45-54 yaş arası bireylerin 2008 yılındaki ortalama kilosu 76,4’ken 78,7’ye, 55-64 yaş arasındaki bireylerin 75,9’ken 77,9’a, 65-74 yaş arasındaki bireylerin ise 74,2’ken 76,2’ye çıktı. Geride kalan yıllar içerisinde 75 yaş ve üzeri bireylerde de ortalama kilo oranında artış sürdü ve 2019 yılı verilerine göre bu yaş grubunun ortalama kilosu 70,1 olarak kayıtlara geçti.
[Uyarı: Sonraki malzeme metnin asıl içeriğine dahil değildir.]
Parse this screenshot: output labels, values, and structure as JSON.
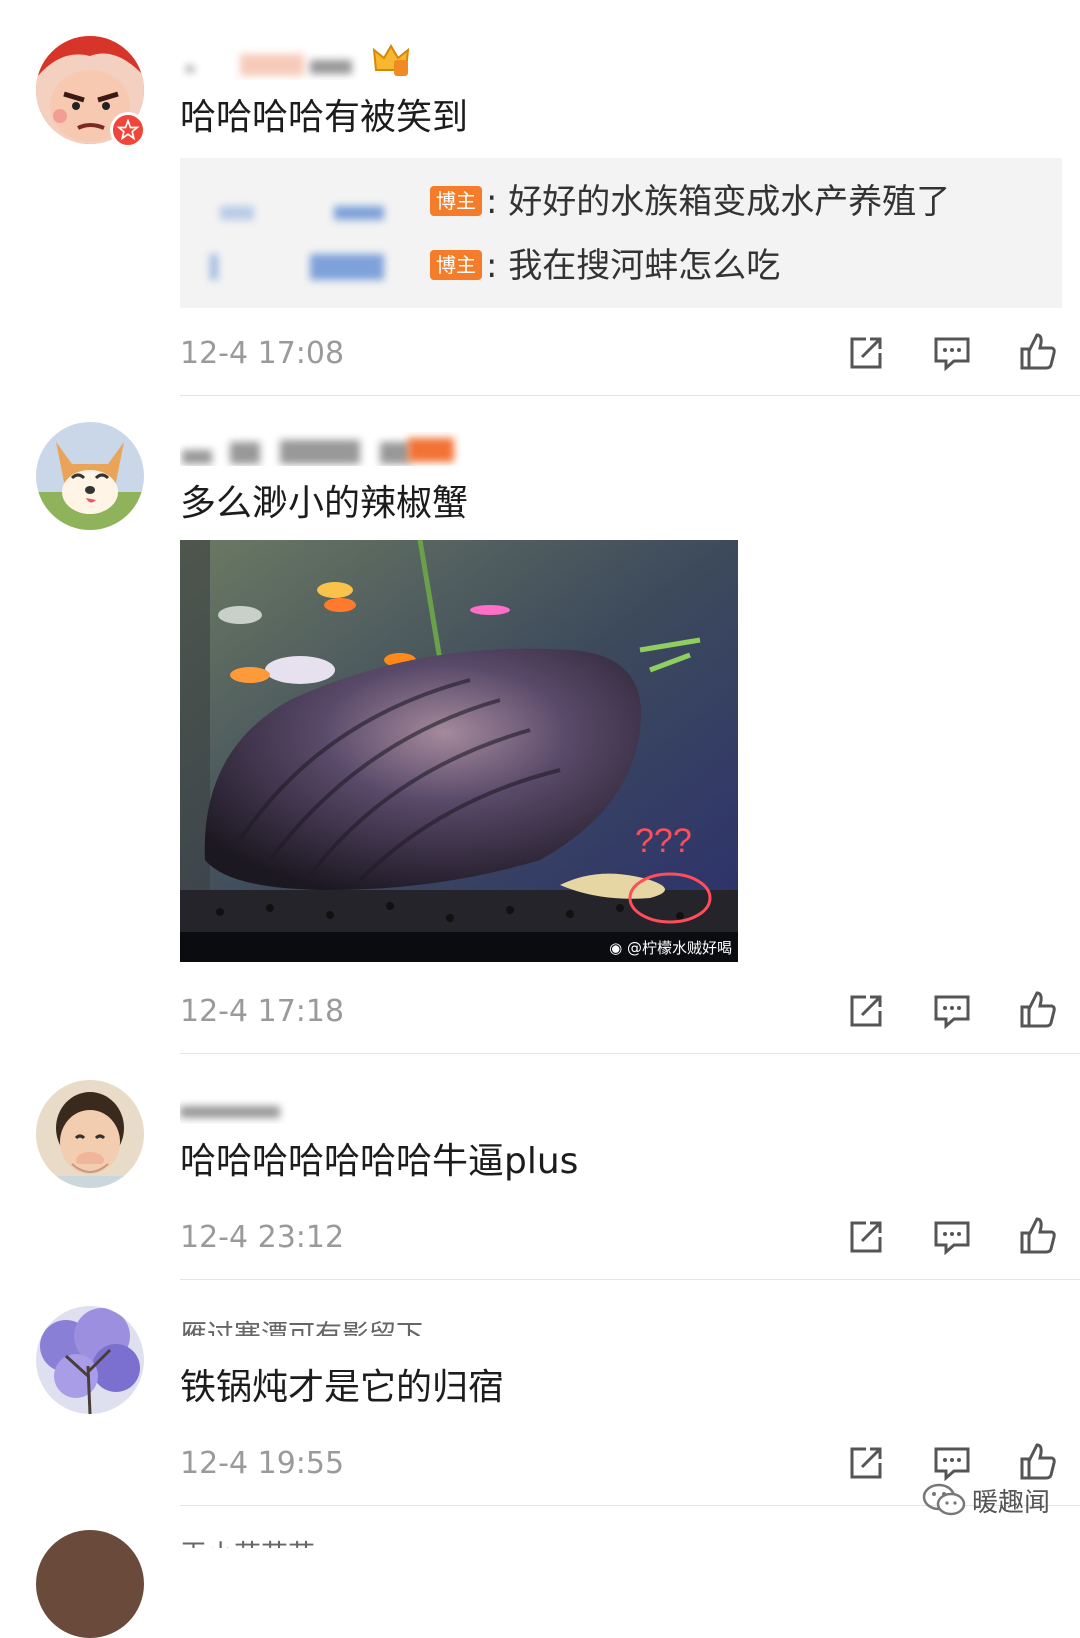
{
  "comments": [
    {
      "text": "哈哈哈哈有被笑到",
      "timestamp": "12-4 17:08",
      "replies": [
        {
          "badge": "博主",
          "text": ": 好好的水族箱变成水产养殖了"
        },
        {
          "badge": "博主",
          "text": ": 我在搜河蚌怎么吃"
        }
      ]
    },
    {
      "text": "多么渺小的辣椒蟹",
      "timestamp": "12-4 17:18",
      "image": {
        "watermark": "@柠檬水贼好喝",
        "annotation": "???"
      }
    },
    {
      "text": "哈哈哈哈哈哈哈牛逼plus",
      "timestamp": "12-4 23:12"
    },
    {
      "username": "雁过寒潭可有影留下",
      "text": "铁锅炖才是它的归宿",
      "timestamp": "12-4 19:55"
    },
    {
      "username": "王小花花花"
    }
  ],
  "watermark": {
    "text": "暖趣闻",
    "icon": "wechat-icon"
  },
  "colors": {
    "badge": "#f57d2a",
    "timestamp": "#9a9a9a",
    "reply_bg": "#f3f3f3",
    "vip": "#f0463a"
  },
  "icons": {
    "share": "share-icon",
    "comment": "comment-icon",
    "like": "thumbs-up-icon"
  }
}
‘KORUYUCU SAĞLIK YAKLAŞIMINA GEREKEN ÖNEM VERİLMİYOR'

“Obezite verileri ülkemizde koruyucu sağlık yaklaşımına gereken önemin verilmediğinin kanıtıdır” denilen raporun değerlendirme bölümünde şu uyarı ve öneriler yer aldı:

ÖNLEMLER ALINMADIĞI İÇİN YÜKSELDİ: Koruyucu sağlık yaklaşımının ilk basamağı olan temel korumada obezitenin engellenmesidir. İkinci basamak olan birincil korunmada ise risk faktörleri mevcut iken koruyucu eylem ile hastalığın oluşmasını önlemek ve derecesini azaltmak amaçlanır. Obez kişilerde koroner arter hastalığı veya diyabet gelişimini engellemek için diyet ve egzersiz önerilmesi bu kapsamda yer almaktadır. “Sağlıkta reform” diyerek sağlığın ticari bir metaya dönmesini amaçlayanlar bu önlemleri almadığı için obezite 11 yılda yüzde 38,9 oranında artmıştır.

MİLLİ EĞİTİM VE SAĞLIK BAKANLIĞI ORTAK ÇALIŞMALI: Toplum sağlığı merkezlerine gereken önemin gösterilmemesi, obezite eğitimlerinin verilmemesi, beslenme ve diyet uzmanlarının yeteri kadar istihdam edilmemesi obeziteyi artıran etmenlerin başında gelmektedir. Obezitenin eğitim hayatı ile artışa geçtiği veriler ile ortaya çıkmaktadır. Bu nedenle Milli Eğitim Bakanlığı ile Sağlık Bakanlığının beslenme eğitimi için kalıcı bir çözüm için çalışma yapmaları gerekmektedir. Mevcut uygulamada belli yerlerde, sınırlı beslenme eğitimleri yapılmaktadır. Ülkemizdeki birçok okuldaki öğrenci eğitim- öğretim hayatı boyunca hiç beslenme eğitimi almamaktadır. İki bakanlığın eğitimin başladığı ilk sınıftan üniversiteye kadar, diyetisyenler tarafından dengeli ve sağlıklı beslenme dersleri verilmesi sağlanmalıdır. İktidarın “Sağlıkta reform” adıyla topluma sunduğu sistem hastaneleri şirket, hastaları müşteri haline getirdi. Sağlık sistemi çöktü. Hastalık sayıları artarken, koruyucu ve tedavi edici sağlık hizmetlerine önem verilmedi.